OFFICIOUS THOUGH SHE tended to be, Delta Nu Sigma's president, Samantha Schwartz, seemed like a good person to talk to in a crisis. Two years could make a difference that way. She was the only senior living in the house; the rest of them were sophomores. Phoebe threw on a pair of sweatpants and proceeded downstairs to Samantha's presidential suite. Samantha came to the door with a chemistry textbook pressed flat against her ski-jump tits. It was pretty obvious Phoebe was interrupting her. “Do you think I could talk to you for a minute?” she asked her in a tiny voice.

“Come in,” clucked Samantha with a constipated smile.

It was the neatest room Phoebe had ever been in. There was a Post-it note hanging over Samantha's desk that read, “Buy odor eaters.” Samantha sat down on the edge of her bed. It had one of those frilly elasticized skirts fitted around the bottom of the mattress. Phoebe sank into a neon green beanbag chair and took a deep breath. “I'm supposed to be taking Spitty Clark to the formal tonight,” she began, “and someone just told me he's a rapist.”

Now Samantha sighed the sigh of a much older person than herself—a person who'd lived through enough personal highs and lows to have at her disposal the means to look beyond what others, younger and less experienced than herself, tended to obsess over. Then she reached for an emery board. She filed as she spoke. “It was before your time. There was a Delta Sig named Maggie Green who was going out with one of Spitty's brothers in Kappa O, a guy named Dummy Stevens who graduated last year. There was a party one Saturday night at the old Kappa O house down on Thurgood. It was four o'clock in the morning. Maggie had crashed for the night in Dummy's bed. Dummy was downstairs finishing the keg.
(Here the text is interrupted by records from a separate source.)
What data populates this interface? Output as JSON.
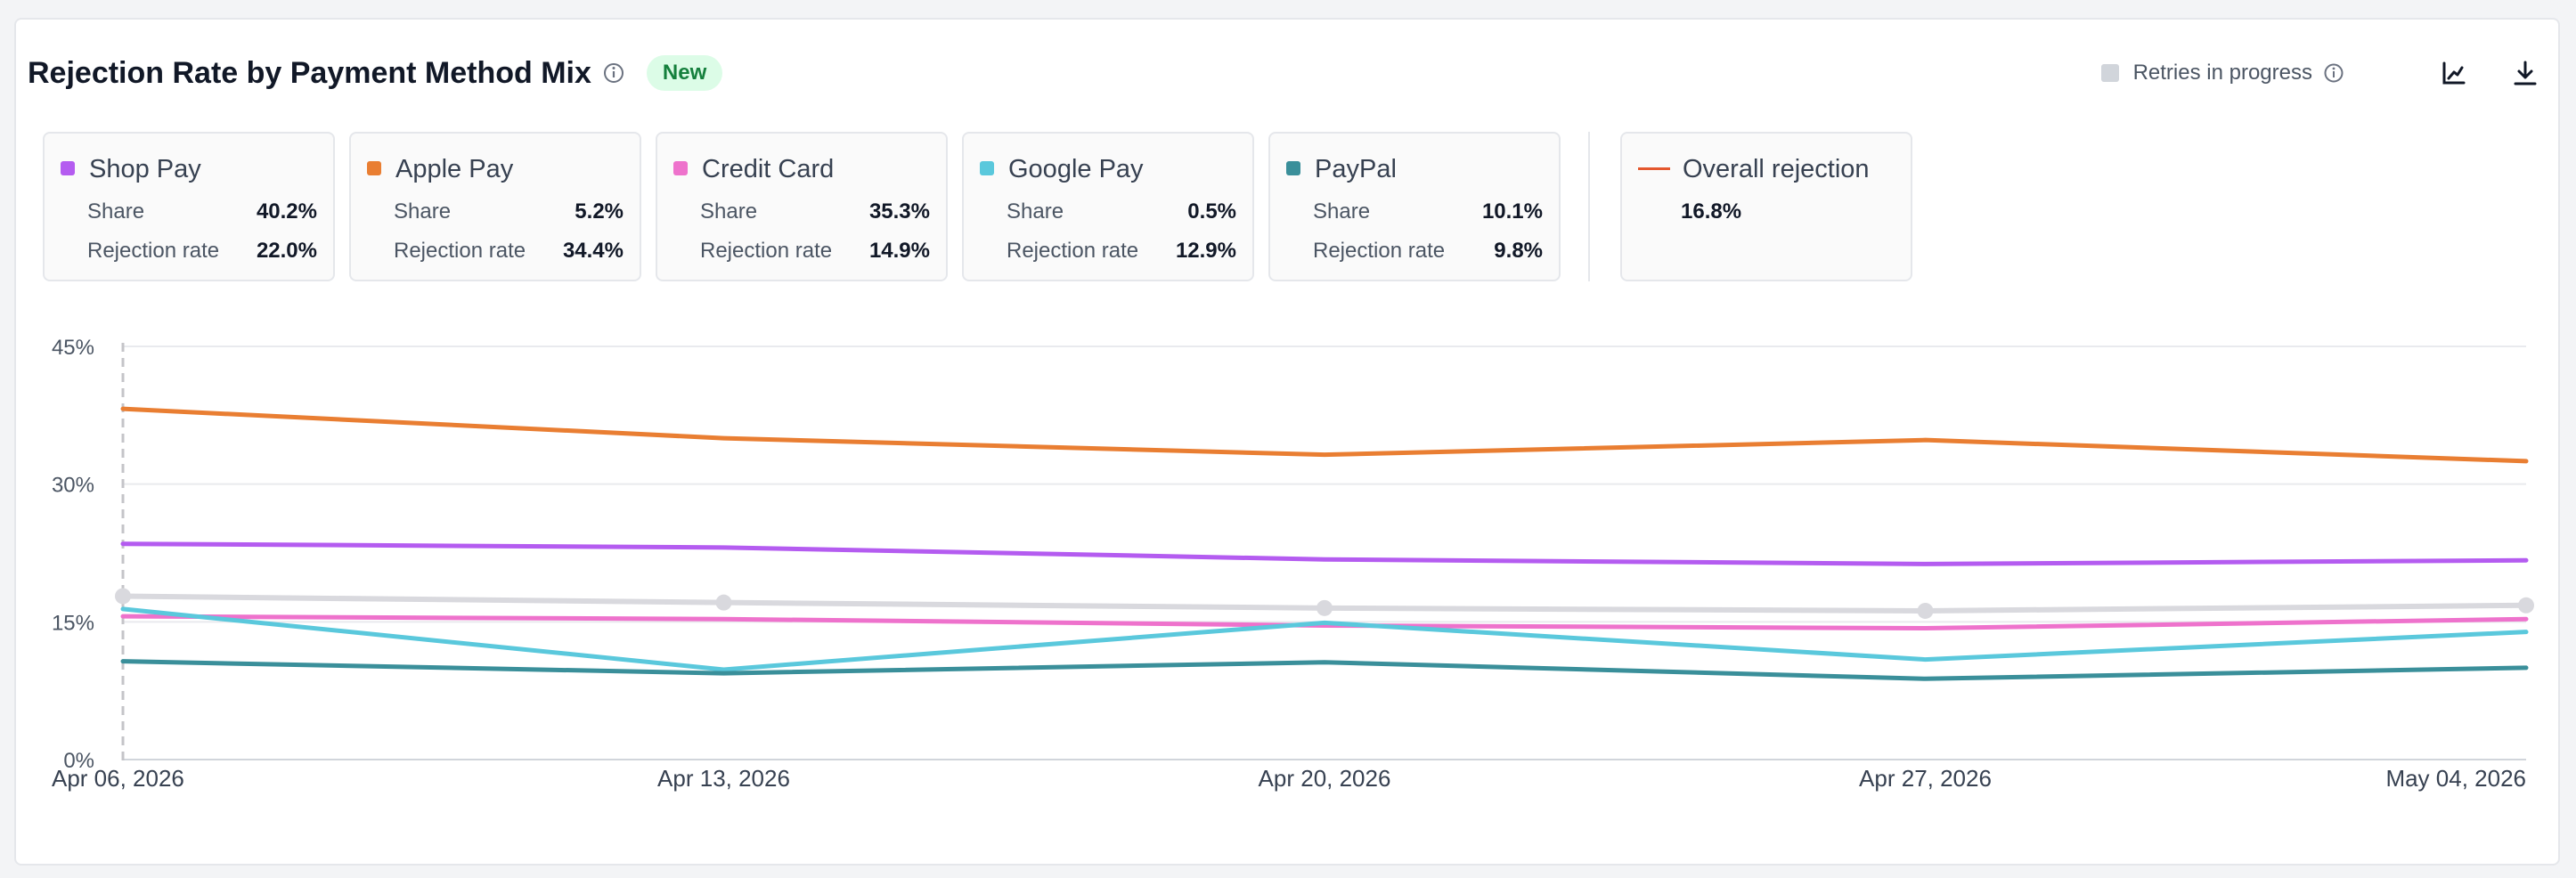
{
  "header": {
    "title": "Rejection Rate by Payment Method Mix",
    "badge": "New",
    "retries_label": "Retries in progress"
  },
  "legend": {
    "share_label": "Share",
    "rate_label": "Rejection rate",
    "items": [
      {
        "name": "Shop Pay",
        "color": "#b45cf0",
        "share": "40.2%",
        "rate": "22.0%"
      },
      {
        "name": "Apple Pay",
        "color": "#e97e32",
        "share": "5.2%",
        "rate": "34.4%"
      },
      {
        "name": "Credit Card",
        "color": "#ee72cc",
        "share": "35.3%",
        "rate": "14.9%"
      },
      {
        "name": "Google Pay",
        "color": "#5ac8dc",
        "share": "0.5%",
        "rate": "12.9%"
      },
      {
        "name": "PayPal",
        "color": "#3a8f9a",
        "share": "10.1%",
        "rate": "9.8%"
      }
    ],
    "overall": {
      "name": "Overall rejection",
      "color": "#e4572e",
      "value": "16.8%"
    }
  },
  "chart_data": {
    "type": "line",
    "x": [
      "Apr 06, 2026",
      "Apr 13, 2026",
      "Apr 20, 2026",
      "Apr 27, 2026",
      "May 04, 2026"
    ],
    "ylim": [
      0,
      45
    ],
    "yticks": [
      "0%",
      "15%",
      "30%",
      "45%"
    ],
    "ytick_values": [
      0,
      15,
      30,
      45
    ],
    "grid": true,
    "series": [
      {
        "name": "Apple Pay",
        "color": "#e97e32",
        "values": [
          38.2,
          35.0,
          33.2,
          34.8,
          32.5
        ]
      },
      {
        "name": "Shop Pay",
        "color": "#b45cf0",
        "values": [
          23.5,
          23.1,
          21.8,
          21.3,
          21.7
        ]
      },
      {
        "name": "Overall rejection",
        "color": "#d9d9de",
        "values": [
          17.8,
          17.1,
          16.5,
          16.2,
          16.8
        ],
        "markers": true
      },
      {
        "name": "Credit Card",
        "color": "#ee72cc",
        "values": [
          15.6,
          15.3,
          14.6,
          14.3,
          15.3
        ]
      },
      {
        "name": "Google Pay",
        "color": "#5ac8dc",
        "values": [
          16.4,
          9.8,
          14.9,
          10.9,
          13.9
        ]
      },
      {
        "name": "PayPal",
        "color": "#3a8f9a",
        "values": [
          10.7,
          9.4,
          10.6,
          8.8,
          10.0
        ]
      }
    ]
  }
}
According to Maggie, Spitty climbed into Dummy's bed and had sex with her, pretending to be Dummy, and she was too drunk to know the difference until it was too late. How late? She stayed for bacon and eggs the next morning. She didn't file a complaint until the afternoon. According to Maggie, she was still in shock. According to everyone else, she decided to call it rape only after Dummy found out she'd cheated on him. There was a hearing several months after the fact. Spitty said it was consensual. Maggie said it wasn't. There were no witnesses. Spitty walked away with ten hours of community service, but Kappa O was kicked off campus until the year 2010. For that, Spitty's brothers will probably never forgive him. As for Maggie, she ended up transferring out of Hoover—in protest, I guess. She was one of those people who always had to make a statement. To be perfectly frank about it, none of us here at Delta Sig were particularly sorry to see her go. On the other hand, the loss of Kappa O was a blow to the entire Greek community. Is there anything else I can help you with?”

“No, that's fine—I mean, I feel a lot better now,” Phoebe assured her.